FCC Rules Against Utilities, Oil Firms in 220 MHz Dispute (9/16/14)
Tuesday, September 16, 2014 | Comments

In a long-running hearing proceeding, the FCC released an order last week denying a petition for reconsideration filed by eight electric utilities and oil and gas companies to acquire spectrum from MCLM for critical infrastructure applications.

The petition requested that the FCC remove the applications filed by these entities from the hearing proceeding and grant them.

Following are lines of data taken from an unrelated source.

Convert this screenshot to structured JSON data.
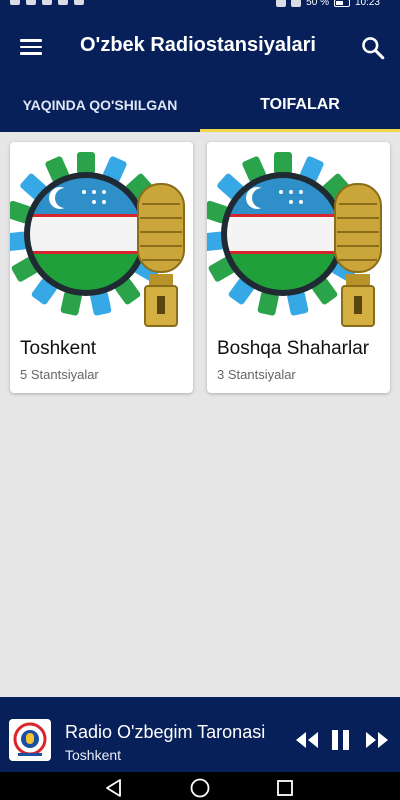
{
  "status_bar": {
    "battery": "50 %",
    "time": "10:23"
  },
  "app_bar": {
    "title": "O'zbek Radiostansiyalari",
    "menu_icon": "hamburger-menu-icon",
    "search_icon": "search-icon"
  },
  "tabs": [
    {
      "label": "YAQINDA QO'SHILGAN",
      "active": false
    },
    {
      "label": "TOIFALAR",
      "active": true
    }
  ],
  "categories": [
    {
      "title": "Toshkent",
      "subtitle": "5 Stantsiyalar",
      "image": "uzbek-flag-microphone-icon"
    },
    {
      "title": "Boshqa Shaharlar",
      "subtitle": "3 Stantsiyalar",
      "image": "uzbek-flag-microphone-icon"
    }
  ],
  "player": {
    "station": "Radio O'zbegim Taronasi",
    "city": "Toshkent",
    "controls": [
      "rewind-icon",
      "pause-icon",
      "fast-forward-icon"
    ]
  },
  "colors": {
    "primary": "#07205a",
    "accent": "#f0d64a",
    "background": "#e6e6e6"
  }
}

The FCC denied this request and elected only to remove an application filed by a railroad to deploy positive train control (PTC).

The FCC determined that smart grid networks and supervisory control and data acquisition (SCADA) systems "were not dedicated to communications to prevent human injury and property damage, but are also used for day-to-day facilities management and other purposes that primarily serve the business needs of the licensee."

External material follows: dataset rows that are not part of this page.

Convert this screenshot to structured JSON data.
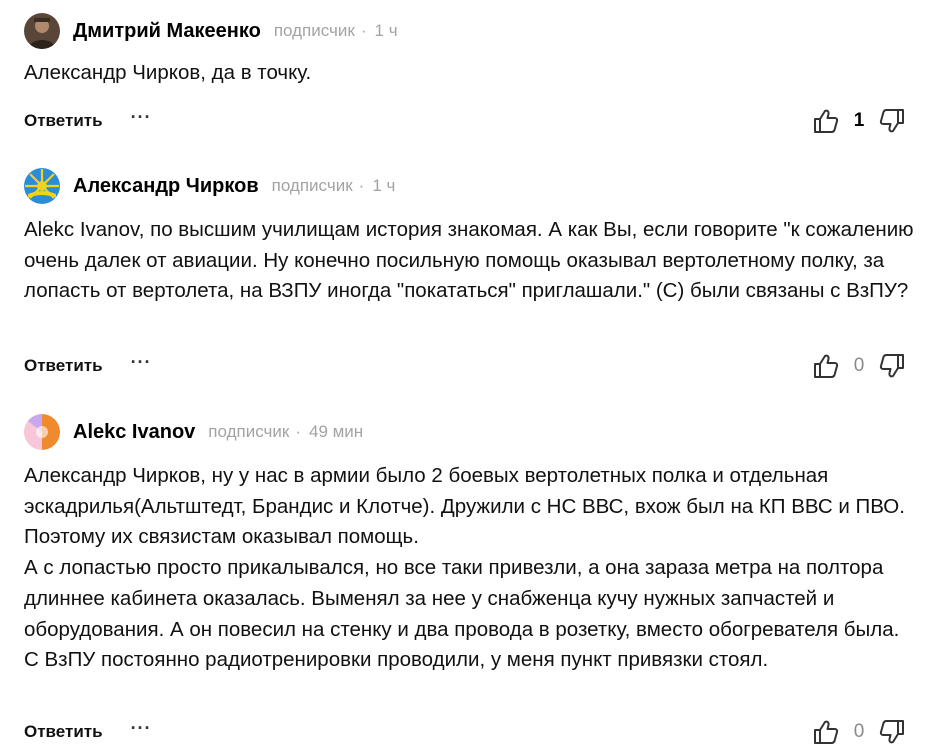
{
  "comments": [
    {
      "author": "Дмитрий Макеенко",
      "role": "подписчик",
      "time": "1 ч",
      "text": [
        "Александр Чирков, да в точку."
      ],
      "reply_label": "Ответить",
      "more_label": "···",
      "likes": "1"
    },
    {
      "author": "Александр Чирков",
      "role": "подписчик",
      "time": "1 ч",
      "text": [
        "Alekc Ivanov, по высшим училищам история знакомая. А как Вы, если говорите \"к сожалению очень далек от авиации. Ну конечно посильную помощь оказывал вертолетному полку, за лопасть от вертолета, на ВЗПУ иногда \"покататься\" приглашали.\" (С) были связаны с ВзПУ?"
      ],
      "reply_label": "Ответить",
      "more_label": "···",
      "likes": "0"
    },
    {
      "author": "Alekc Ivanov",
      "role": "подписчик",
      "time": "49 мин",
      "text": [
        "Александр Чирков, ну у нас в армии было 2 боевых вертолетных полка и отдельная эскадрилья(Альтштедт, Брандис и Клотче). Дружили с НС ВВС, вхож был на КП ВВС и ПВО. Поэтому их связистам оказывал помощь.",
        "А с лопастью просто прикалывался, но все таки привезли, а она зараза метра на полтора длиннее кабинета оказалась. Выменял за нее у снабженца кучу нужных запчастей и оборудования. А он повесил на стенку и два провода в розетку, вместо обогревателя была.",
        "С  ВзПУ постоянно радиотренировки проводили, у меня пункт привязки стоял."
      ],
      "reply_label": "Ответить",
      "more_label": "···",
      "likes": "0"
    }
  ],
  "icons": {
    "like": "thumbs-up-icon",
    "dislike": "thumbs-down-icon"
  },
  "colors": {
    "meta": "#a3a3a3",
    "icon": "#333333"
  }
}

Under the commission’s secondary markets rules, which authorize the partitioning and disaggregation of spectrum licenses, several CII companies independently negotiated spectrum purchases from MCLM. In April 2011, the FCC released a hearing designation order to investigate whether MCLM misrepresented information to the FCC and consequently received bidding credits in the auction that it wasn’t entitled to receive.

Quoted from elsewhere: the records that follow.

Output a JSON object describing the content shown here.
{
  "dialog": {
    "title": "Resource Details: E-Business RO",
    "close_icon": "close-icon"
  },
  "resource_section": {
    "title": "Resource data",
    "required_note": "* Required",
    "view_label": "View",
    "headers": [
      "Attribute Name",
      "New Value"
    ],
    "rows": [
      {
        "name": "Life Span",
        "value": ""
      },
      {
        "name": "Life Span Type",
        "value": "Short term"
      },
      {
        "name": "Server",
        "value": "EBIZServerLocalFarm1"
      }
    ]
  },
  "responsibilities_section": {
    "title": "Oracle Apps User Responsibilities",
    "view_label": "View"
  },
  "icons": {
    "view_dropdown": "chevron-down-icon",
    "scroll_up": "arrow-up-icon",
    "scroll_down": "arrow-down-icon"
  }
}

In May 2011, Keller and Heckman filed a petition for reconsideration to have its clients removed from the hearing designation order. Keller and Heckman later filed two requests for expedited action on the petition.

"Now we know what the FCC thinks of electric utilities and oil and gas companies: they're just businesses, apparently in the same boat as pizza delivery trucks,” said Jack Richards, partner at Keller and Heckman, a law firm that represented four energy companies — Atlas Pipeline Mid-Continent, DCP Midstream, Enbridge Energy and EnCana Oil & Gas — and one electric utility — Jackson County Rural Electric Membership — that sought to buy spectrum from MCLM.